The biggest accomplishment of the book is that it makes you believe that 1500 years have come and gone. It’s easy to fast-forward your setting, but it’s very hard to do it convincingly. 1500 years are, from a human viewpoint, a long time to grasp beyond the mere fact. It’s one thing to extrapolate technological or even social changes, but what makes Hamilton’s jump in time so persuasive is how he mirrors it on the human level, in the characters we know from the previous books and who are still around. The best example is Paula Myo, since her very nature makes her resist any change. But even she has undergone a profound transformation, even if the changes are very subtle.

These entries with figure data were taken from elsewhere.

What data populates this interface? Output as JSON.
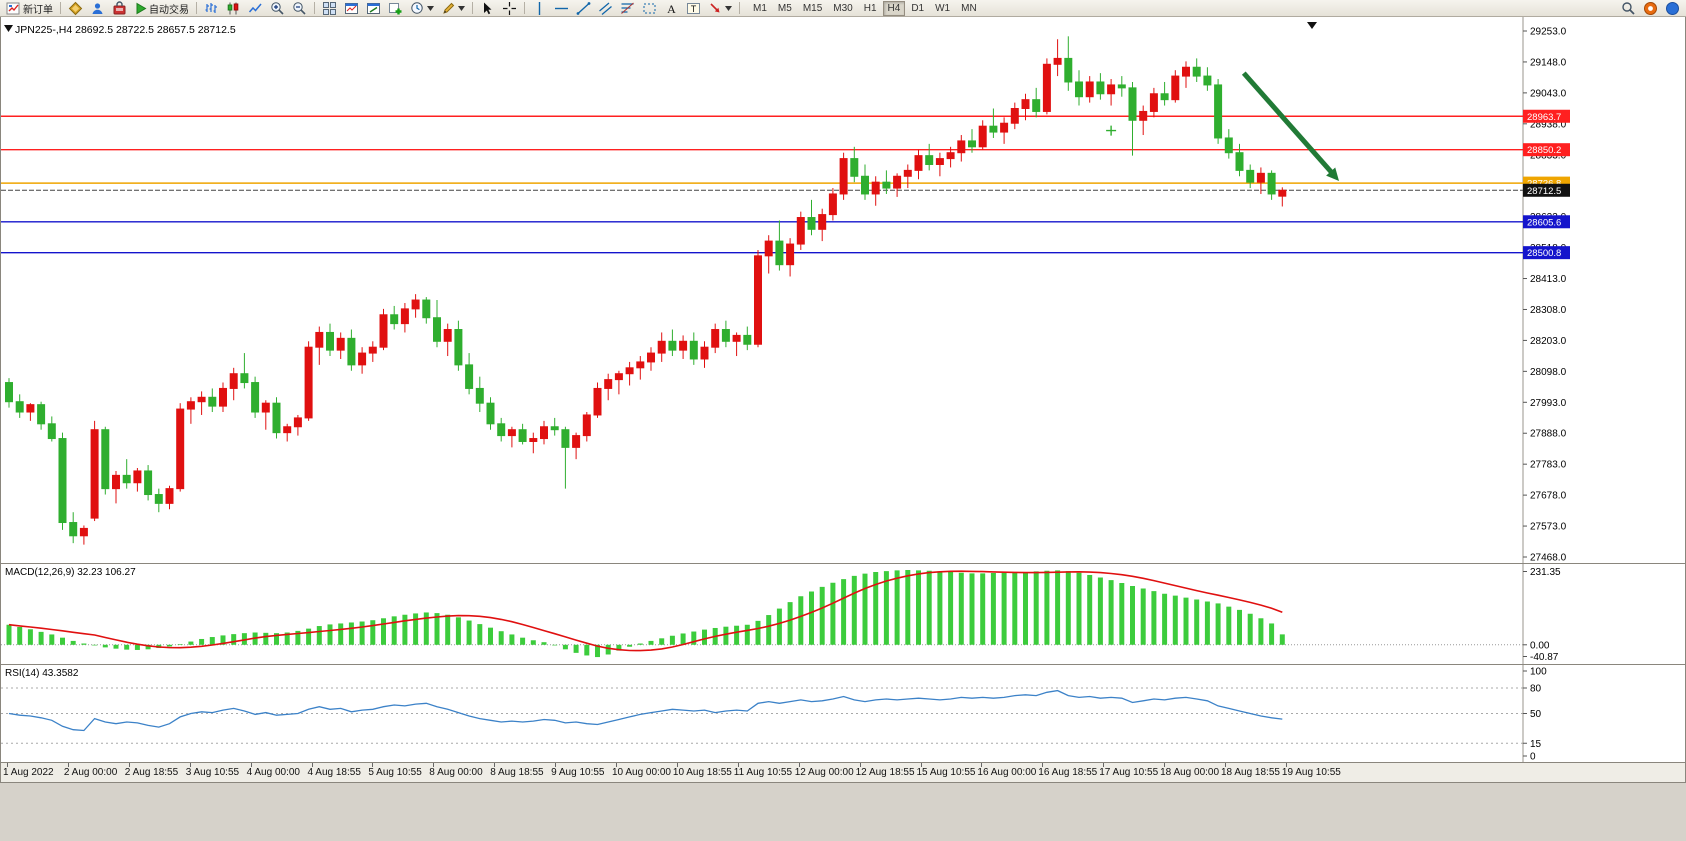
{
  "toolbar": {
    "new_order_label": "新订单",
    "auto_trading_label": "自动交易",
    "timeframes": [
      "M1",
      "M5",
      "M15",
      "M30",
      "H1",
      "H4",
      "D1",
      "W1",
      "MN"
    ],
    "active_timeframe": "H4"
  },
  "chart": {
    "title": "JPN225-,H4 28692.5 28722.5 28657.5 28712.5",
    "symbol": "JPN225-",
    "period": "H4",
    "open": "28692.5",
    "high": "28722.5",
    "low": "28657.5",
    "close": "28712.5"
  },
  "chart_data": {
    "type": "candlestick",
    "title": "JPN225- H4 price chart",
    "y_ticks": [
      29253.0,
      29148.0,
      29043.0,
      28938.0,
      28833.0,
      28728.0,
      28623.0,
      28518.0,
      28413.0,
      28308.0,
      28203.0,
      28098.0,
      27993.0,
      27888.0,
      27783.0,
      27678.0,
      27573.0,
      27468.0
    ],
    "x_labels": [
      "1 Aug 2022",
      "2 Aug 00:00",
      "2 Aug 18:55",
      "3 Aug 10:55",
      "4 Aug 00:00",
      "4 Aug 18:55",
      "5 Aug 10:55",
      "8 Aug 00:00",
      "8 Aug 18:55",
      "9 Aug 10:55",
      "10 Aug 00:00",
      "10 Aug 18:55",
      "11 Aug 10:55",
      "12 Aug 00:00",
      "12 Aug 18:55",
      "15 Aug 10:55",
      "16 Aug 00:00",
      "16 Aug 18:55",
      "17 Aug 10:55",
      "18 Aug 00:00",
      "18 Aug 18:55",
      "19 Aug 10:55"
    ],
    "current_price": 28712.5,
    "current_price_label": "28712.5",
    "hlines": [
      {
        "price": 28963.7,
        "label": "28963.7",
        "color": "#ff2020"
      },
      {
        "price": 28850.2,
        "label": "28850.2",
        "color": "#ff2020"
      },
      {
        "price": 28736.8,
        "label": "28736.8",
        "color": "#efa500"
      },
      {
        "price": 28605.6,
        "label": "28605.6",
        "color": "#1414cc"
      },
      {
        "price": 28500.8,
        "label": "28500.8",
        "color": "#1414cc"
      }
    ],
    "colors": {
      "up": "#e01010",
      "down": "#2fae2f",
      "macd_histogram": "#3ccc3c",
      "macd_signal": "#e01010",
      "rsi_line": "#3c82c8",
      "current_price_line": "#444444",
      "arrow": "#217a36"
    },
    "candles": [
      [
        28060,
        28075,
        27975,
        27995
      ],
      [
        27995,
        28020,
        27940,
        27960
      ],
      [
        27960,
        27990,
        27930,
        27985
      ],
      [
        27985,
        27995,
        27900,
        27920
      ],
      [
        27920,
        27945,
        27860,
        27870
      ],
      [
        27870,
        27890,
        27560,
        27585
      ],
      [
        27585,
        27620,
        27515,
        27540
      ],
      [
        27540,
        27575,
        27510,
        27565
      ],
      [
        27600,
        27930,
        27590,
        27900
      ],
      [
        27900,
        27910,
        27680,
        27700
      ],
      [
        27700,
        27760,
        27650,
        27745
      ],
      [
        27745,
        27800,
        27700,
        27720
      ],
      [
        27720,
        27770,
        27690,
        27760
      ],
      [
        27760,
        27780,
        27660,
        27680
      ],
      [
        27680,
        27700,
        27620,
        27650
      ],
      [
        27650,
        27710,
        27630,
        27700
      ],
      [
        27700,
        27990,
        27690,
        27970
      ],
      [
        27970,
        28010,
        27920,
        27995
      ],
      [
        27995,
        28030,
        27950,
        28010
      ],
      [
        28010,
        28040,
        27960,
        27980
      ],
      [
        27980,
        28060,
        27960,
        28040
      ],
      [
        28040,
        28110,
        28000,
        28090
      ],
      [
        28090,
        28160,
        28040,
        28060
      ],
      [
        28060,
        28080,
        27940,
        27960
      ],
      [
        27960,
        28000,
        27900,
        27990
      ],
      [
        27990,
        28010,
        27870,
        27890
      ],
      [
        27890,
        27920,
        27860,
        27910
      ],
      [
        27910,
        27950,
        27880,
        27940
      ],
      [
        27940,
        28200,
        27930,
        28180
      ],
      [
        28180,
        28250,
        28120,
        28230
      ],
      [
        28230,
        28260,
        28150,
        28170
      ],
      [
        28170,
        28230,
        28140,
        28210
      ],
      [
        28210,
        28240,
        28100,
        28120
      ],
      [
        28120,
        28180,
        28090,
        28160
      ],
      [
        28160,
        28200,
        28130,
        28180
      ],
      [
        28180,
        28310,
        28170,
        28290
      ],
      [
        28290,
        28320,
        28240,
        28260
      ],
      [
        28260,
        28330,
        28230,
        28310
      ],
      [
        28310,
        28360,
        28280,
        28340
      ],
      [
        28340,
        28350,
        28260,
        28280
      ],
      [
        28280,
        28340,
        28180,
        28200
      ],
      [
        28200,
        28260,
        28150,
        28240
      ],
      [
        28240,
        28270,
        28100,
        28120
      ],
      [
        28120,
        28160,
        28020,
        28040
      ],
      [
        28040,
        28080,
        27960,
        27990
      ],
      [
        27990,
        28010,
        27900,
        27920
      ],
      [
        27920,
        27940,
        27860,
        27880
      ],
      [
        27880,
        27910,
        27840,
        27900
      ],
      [
        27900,
        27920,
        27850,
        27860
      ],
      [
        27860,
        27890,
        27820,
        27870
      ],
      [
        27870,
        27930,
        27850,
        27910
      ],
      [
        27910,
        27940,
        27880,
        27900
      ],
      [
        27900,
        27910,
        27700,
        27840
      ],
      [
        27840,
        27890,
        27800,
        27880
      ],
      [
        27880,
        27960,
        27860,
        27950
      ],
      [
        27950,
        28060,
        27940,
        28040
      ],
      [
        28040,
        28090,
        28000,
        28070
      ],
      [
        28070,
        28100,
        28020,
        28090
      ],
      [
        28090,
        28130,
        28050,
        28110
      ],
      [
        28110,
        28150,
        28070,
        28130
      ],
      [
        28130,
        28180,
        28100,
        28160
      ],
      [
        28160,
        28230,
        28130,
        28200
      ],
      [
        28200,
        28240,
        28150,
        28170
      ],
      [
        28170,
        28220,
        28140,
        28200
      ],
      [
        28200,
        28230,
        28120,
        28140
      ],
      [
        28140,
        28200,
        28110,
        28180
      ],
      [
        28180,
        28260,
        28160,
        28240
      ],
      [
        28240,
        28270,
        28180,
        28200
      ],
      [
        28200,
        28230,
        28150,
        28220
      ],
      [
        28220,
        28250,
        28170,
        28190
      ],
      [
        28190,
        28510,
        28180,
        28490
      ],
      [
        28490,
        28560,
        28430,
        28540
      ],
      [
        28540,
        28610,
        28440,
        28460
      ],
      [
        28460,
        28550,
        28420,
        28530
      ],
      [
        28530,
        28640,
        28510,
        28620
      ],
      [
        28620,
        28680,
        28560,
        28580
      ],
      [
        28580,
        28650,
        28540,
        28630
      ],
      [
        28630,
        28720,
        28610,
        28700
      ],
      [
        28700,
        28840,
        28680,
        28820
      ],
      [
        28820,
        28860,
        28740,
        28760
      ],
      [
        28760,
        28800,
        28680,
        28700
      ],
      [
        28700,
        28760,
        28660,
        28740
      ],
      [
        28740,
        28780,
        28700,
        28720
      ],
      [
        28720,
        28770,
        28690,
        28760
      ],
      [
        28760,
        28800,
        28720,
        28780
      ],
      [
        28780,
        28850,
        28750,
        28830
      ],
      [
        28830,
        28870,
        28780,
        28800
      ],
      [
        28800,
        28840,
        28760,
        28820
      ],
      [
        28820,
        28860,
        28790,
        28840
      ],
      [
        28840,
        28900,
        28810,
        28880
      ],
      [
        28880,
        28920,
        28840,
        28860
      ],
      [
        28860,
        28950,
        28850,
        28930
      ],
      [
        28930,
        28990,
        28890,
        28910
      ],
      [
        28910,
        28960,
        28870,
        28940
      ],
      [
        28940,
        29010,
        28920,
        28990
      ],
      [
        28990,
        29040,
        28950,
        29020
      ],
      [
        29020,
        29060,
        28960,
        28980
      ],
      [
        28980,
        29160,
        28970,
        29140
      ],
      [
        29140,
        29225,
        29100,
        29160
      ],
      [
        29160,
        29235,
        29050,
        29080
      ],
      [
        29080,
        29120,
        29000,
        29030
      ],
      [
        29030,
        29100,
        29010,
        29080
      ],
      [
        29080,
        29110,
        29020,
        29040
      ],
      [
        29040,
        29090,
        29000,
        29070
      ],
      [
        29070,
        29100,
        29030,
        29060
      ],
      [
        29060,
        29080,
        28830,
        28950
      ],
      [
        28950,
        29000,
        28900,
        28980
      ],
      [
        28980,
        29060,
        28960,
        29040
      ],
      [
        29040,
        29080,
        29000,
        29020
      ],
      [
        29020,
        29120,
        29010,
        29100
      ],
      [
        29100,
        29150,
        29060,
        29130
      ],
      [
        29130,
        29160,
        29080,
        29100
      ],
      [
        29100,
        29130,
        29050,
        29070
      ],
      [
        29070,
        29090,
        28870,
        28890
      ],
      [
        28890,
        28920,
        28820,
        28840
      ],
      [
        28840,
        28870,
        28760,
        28780
      ],
      [
        28780,
        28800,
        28720,
        28740
      ],
      [
        28740,
        28790,
        28700,
        28770
      ],
      [
        28770,
        28780,
        28680,
        28700
      ],
      [
        28692.5,
        28722.5,
        28657.5,
        28712.5
      ]
    ],
    "macd": {
      "label": "MACD(12,26,9) 32.23 106.27",
      "scale_labels": [
        "231.35",
        "0.00",
        "-40.87"
      ],
      "max": 231.35,
      "min": -40.87,
      "values": [
        62,
        55,
        48,
        40,
        32,
        22,
        12,
        4,
        -2,
        -8,
        -12,
        -15,
        -16,
        -14,
        -10,
        -5,
        2,
        10,
        18,
        24,
        29,
        33,
        36,
        38,
        37,
        36,
        38,
        43,
        50,
        58,
        63,
        66,
        69,
        72,
        76,
        82,
        88,
        93,
        97,
        100,
        98,
        93,
        85,
        75,
        64,
        53,
        42,
        32,
        22,
        14,
        8,
        -2,
        -14,
        -25,
        -33,
        -38,
        -30,
        -18,
        -6,
        4,
        12,
        20,
        28,
        35,
        41,
        47,
        52,
        56,
        59,
        62,
        74,
        92,
        112,
        132,
        150,
        165,
        179,
        192,
        203,
        213,
        220,
        225,
        228,
        230,
        231.35,
        230,
        229,
        227,
        225,
        223,
        221,
        221,
        222,
        223,
        224,
        225,
        227,
        229,
        230,
        228,
        223,
        216,
        208,
        200,
        191,
        182,
        174,
        166,
        158,
        152,
        146,
        140,
        134,
        128,
        118,
        108,
        96,
        82,
        66,
        32.23
      ]
    },
    "rsi": {
      "label": "RSI(14) 43.3582",
      "levels": [
        100,
        80,
        50,
        15,
        0
      ],
      "values": [
        50,
        48,
        47,
        45,
        42,
        35,
        31,
        30,
        44,
        40,
        38,
        40,
        39,
        36,
        34,
        38,
        46,
        50,
        52,
        51,
        54,
        56,
        53,
        49,
        51,
        48,
        49,
        50,
        55,
        58,
        55,
        56,
        52,
        54,
        55,
        58,
        60,
        59,
        61,
        62,
        58,
        55,
        51,
        47,
        44,
        42,
        40,
        41,
        40,
        41,
        43,
        42,
        39,
        40,
        38,
        37,
        40,
        43,
        46,
        49,
        51,
        53,
        55,
        54,
        53,
        54,
        51,
        53,
        54,
        53,
        62,
        64,
        62,
        64,
        66,
        64,
        65,
        67,
        70,
        66,
        64,
        66,
        67,
        66,
        67,
        68,
        67,
        66,
        67,
        69,
        68,
        69,
        68,
        69,
        71,
        72,
        71,
        75,
        77,
        71,
        69,
        70,
        68,
        69,
        68,
        63,
        65,
        67,
        66,
        68,
        69,
        67,
        65,
        59,
        56,
        53,
        50,
        47,
        45,
        43.36
      ]
    },
    "arrow": {
      "from_index": 115.4,
      "from_price": 29110,
      "to_index": 124.3,
      "to_price": 28744
    },
    "cross_marker": {
      "index": 103,
      "price": 28915
    }
  }
}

That said, the technological extrapolations are just as convincing and interesting. The posthuman virtual heaven ANA is much more than just an oversized hard disk for human uploads. Or the Advancer and the Higher factions, which reminded me a little bit of Sterling’s Shaper and Mechanist factions in Schismatrix. And then there’s the fractured nature of ANA itself, which its countless factions fighting a cold war over the very nature of the future face of (post)humanity. If you’re into science fiction that deals with transhuman and posthuman ideas, you’ll probably enjoy this book tremendously.
There’s only one caveat. The plotline that takes place on a world within the void and that deals with a society that seems to be stuck in some sort of fantasy/middle age setting. I do like fantasy, but this mix of science fiction with a sorta fantasy story interspersed didn’t look like a good fit. While there are meta-connections between the two plots, the crusade of those who want to enter the void and the knowledge of the void-dwellers that they came with a spaceship from our universe, it’s not directly connected. But I did manage to enjoy the plotline in the void, maybe because the characters were compelling and I have a soft spot for coming of age stories. The only thing perplexing at the end of the book is why anyone would want to enter the void, which doesn’t really make any sense at all, but a friend of mine told me this would be explained at the end of the second book so I hold out on it.
Trust your “friend”, he knows that those two storylines draw much closer in the third book. I do understand why people want to go into the Void…but I would not want to spoil you the reading experience.